BWI airport is named for Supreme Court Justice Thurgood Marshall. But that’s not the interesting part of its name. Baltimore/Washington Airport – now 72 years old – used to have a different airport code altogether.
Airports take on new names for a variety of reasons. Seventeen years ago Atlanta’s Hartsfield International Airport was renamed Hartsfield–Jackson Atlanta International Airport. The city has even spent money trying to get people to call it Hartsfield-Jackson.
Since I first moved to Washington DC twenty four years ago I still call the area’s close-in airport “National” and not “Reagan.” We need to stop naming airports for politicians, but my reason for this isn’t political. You can tell when someone moved to the DC area based on what they call the airport. If it was National when they got there they still usually call it National.
BWI airport was once known as Friendship International airport and its airport code was a logical BAL for Baltimore. Before Washington Dulles opened to the public in 1962, planes that were too large for close-in National airport went to Baltimore. Baltimore used to be the jet airport for the DC area.
Credit: BWI Airport
Once it became prudent for the airport to market itself as an alternative for travel to the Washington region they sought to become Baltimore Washington International airport or BWI. However BWI was already taken by the airport in Bewani, Papua New Guinea.
When Air Niugini wanted to fly to Hawaii the US government demanded the airport code in exchange for the route authority. Air Niugini no longer offers Honolulu service, while Bewani Airport – 608 miles Northwest of Port Moresby – remains BWP.

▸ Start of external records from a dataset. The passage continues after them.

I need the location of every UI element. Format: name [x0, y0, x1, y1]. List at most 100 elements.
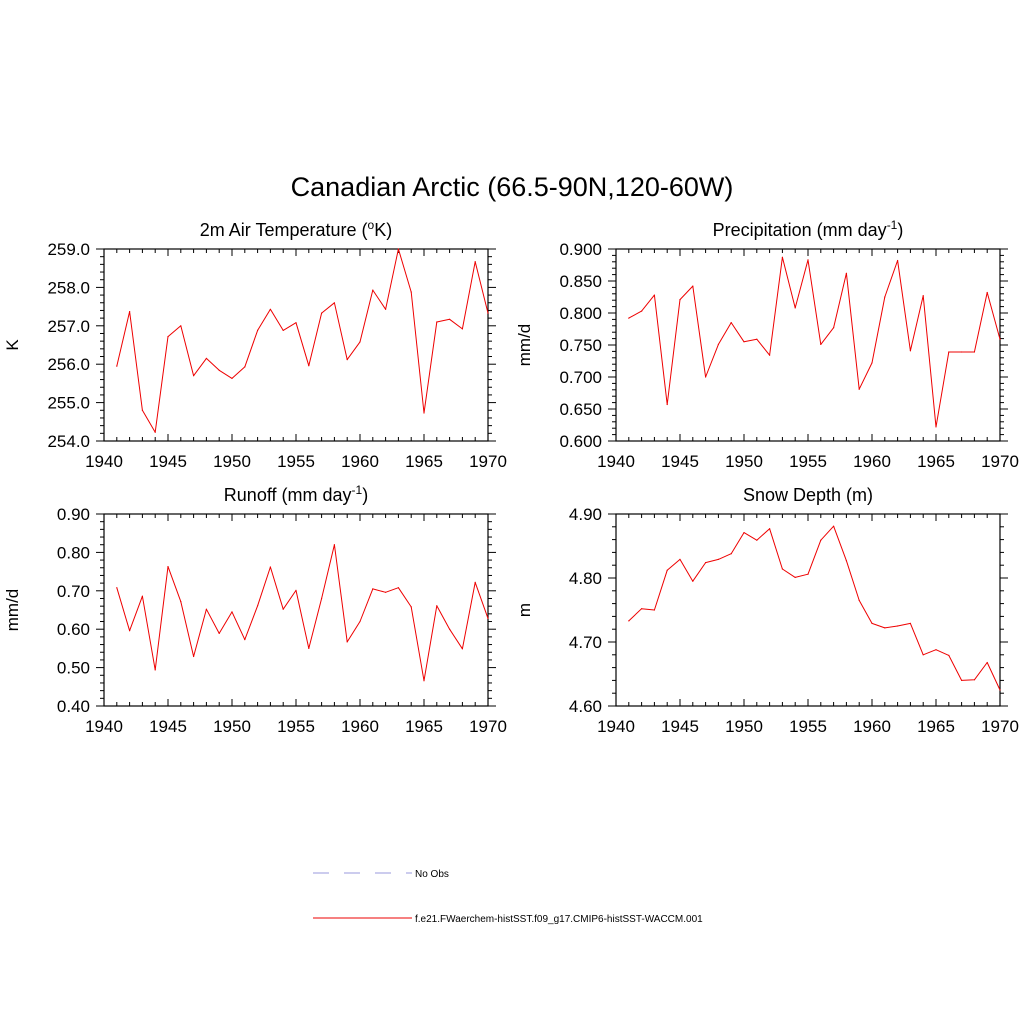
plot-frame: [615, 248, 1001, 442]
data-point: [935, 426, 937, 428]
x-tick-label: 1945: [661, 717, 699, 736]
y-tick-label: 4.90: [569, 505, 602, 524]
data-point: [845, 560, 848, 562]
data-point: [730, 322, 732, 324]
series-line: [628, 256, 1001, 428]
x-tick-label: 1965: [917, 452, 955, 471]
data-point: [948, 351, 950, 353]
data-point: [781, 256, 784, 258]
x-tick-label: 1970: [981, 452, 1019, 471]
data-point: [269, 566, 271, 568]
y-tick-label: 4.80: [569, 569, 602, 588]
x-tick-label: 1945: [149, 717, 187, 736]
y-tick-label: 0.800: [559, 304, 602, 323]
data-point: [154, 669, 156, 671]
data-point: [858, 388, 860, 390]
y-tick-label: 255.0: [47, 394, 90, 413]
x-tick-label: 1940: [597, 717, 635, 736]
y-tick-label: 0.50: [57, 659, 90, 678]
data-point: [308, 647, 310, 650]
data-point: [410, 291, 412, 293]
x-tick-label: 1955: [789, 452, 827, 471]
data-point: [474, 581, 476, 584]
y-tick-label: 258.0: [47, 278, 90, 297]
y-axis-label: mm/d: [515, 324, 534, 367]
data-point: [449, 628, 451, 630]
data-point: [436, 321, 438, 323]
x-tick-label: 1955: [277, 452, 315, 471]
series-line: [116, 544, 489, 682]
data-point: [973, 679, 976, 681]
data-point: [295, 322, 297, 324]
panel-title: 2m Air Temperature (oK): [200, 218, 392, 240]
data-point: [282, 608, 284, 610]
y-axis-label: m: [515, 603, 534, 617]
y-tick-label: 0.70: [57, 582, 90, 601]
data-point: [973, 351, 976, 353]
data-point: [871, 622, 873, 625]
data-point: [193, 375, 195, 377]
x-tick-label: 1955: [277, 717, 315, 736]
data-point: [385, 308, 387, 310]
data-point: [897, 259, 899, 262]
x-tick-label: 1960: [341, 717, 379, 736]
data-point: [461, 328, 463, 330]
x-tick-label: 1945: [661, 452, 699, 471]
data-point: [769, 354, 771, 356]
data-point: [743, 532, 745, 534]
x-tick-label: 1970: [469, 452, 507, 471]
data-point: [423, 680, 425, 682]
data-point: [833, 525, 835, 527]
x-tick-label: 1955: [789, 717, 827, 736]
data-point: [756, 338, 758, 340]
data-point: [692, 580, 694, 582]
y-tick-label: 254.0: [47, 432, 90, 451]
data-point: [244, 639, 246, 641]
data-point: [884, 296, 886, 298]
data-point: [461, 648, 463, 650]
data-point: [116, 587, 118, 589]
data-point: [346, 359, 348, 361]
x-tick-label: 1950: [213, 717, 251, 736]
series-line: [116, 248, 489, 433]
data-point: [129, 311, 131, 313]
x-tick-label: 1950: [725, 717, 763, 736]
data-point: [628, 317, 630, 319]
data-point: [218, 632, 220, 635]
data-point: [922, 654, 924, 656]
data-point: [423, 412, 425, 414]
y-axis-label: mm/d: [3, 589, 22, 632]
panel-title: Precipitation (mm day-1): [713, 218, 904, 240]
data-point: [730, 553, 732, 555]
data-point: [257, 329, 259, 331]
data-point: [756, 539, 758, 541]
data-point: [397, 587, 399, 589]
data-point: [346, 641, 348, 643]
data-point: [705, 376, 707, 378]
data-point: [986, 661, 988, 664]
data-point: [743, 341, 745, 343]
data-point: [282, 329, 284, 331]
panels: 2m Air Temperature (oK) K 1940 1945 1950 1955…: [3, 218, 1019, 736]
y-tick-label: 256.0: [47, 355, 90, 374]
data-point: [820, 343, 822, 345]
x-tick-label: 1945: [149, 452, 187, 471]
plot-frame: [615, 513, 1001, 707]
data-point: [833, 327, 835, 329]
y-tick-label: 259.0: [47, 240, 90, 259]
data-point: [487, 617, 489, 620]
y-tick-label: 4.70: [569, 633, 602, 652]
y-tick-label: 0.750: [559, 336, 602, 355]
data-point: [679, 299, 681, 301]
y-axis-label: K: [3, 339, 22, 351]
x-tick-label: 1940: [85, 452, 123, 471]
data-point: [205, 357, 207, 359]
data-point: [308, 365, 310, 367]
y-tick-label: 0.700: [559, 368, 602, 387]
y-tick-label: 0.900: [559, 240, 602, 259]
y-tick-label: 0.650: [559, 400, 602, 419]
x-tick-label: 1960: [853, 717, 891, 736]
data-point: [781, 568, 784, 570]
data-point: [986, 291, 988, 294]
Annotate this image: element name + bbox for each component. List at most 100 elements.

The federal government extracted the letters BWI for Baltimore’s airport from the government of Papua New Guinea. That’s a story not many people – even regulars at BWI airport – know. But that’s also just the first step.
Nelson Ormsby, who ran policy development for Maryland’s Aviation Authority for decades, shared with me more details a couple of years ago.
- Each airline serving the airport had to sign off on the change
- Eastern Airlines was a holdout, not wanting to spend money reprogramming computers or changing signs and materials.
- So the airport agreed to delay the change while airlines burned down existing pre-printed items.
- At the suggestion of United’s head of government affairs, the airport had their home state Senator Mac Mathias call Eastern CEO Frank Borman. Mathias had been a strong supporter of NASA’s moon landings, and Borman was commander of Apollo 8, which was first to fly people around the Moon. Borman agreed.
Still not everyone was fond of losing the old name “Friendship.” Actress Carol Channing, for instance, wrote to Maryland’s governor asking to keep the old name because it was just nice to fly into an airport called Friendship.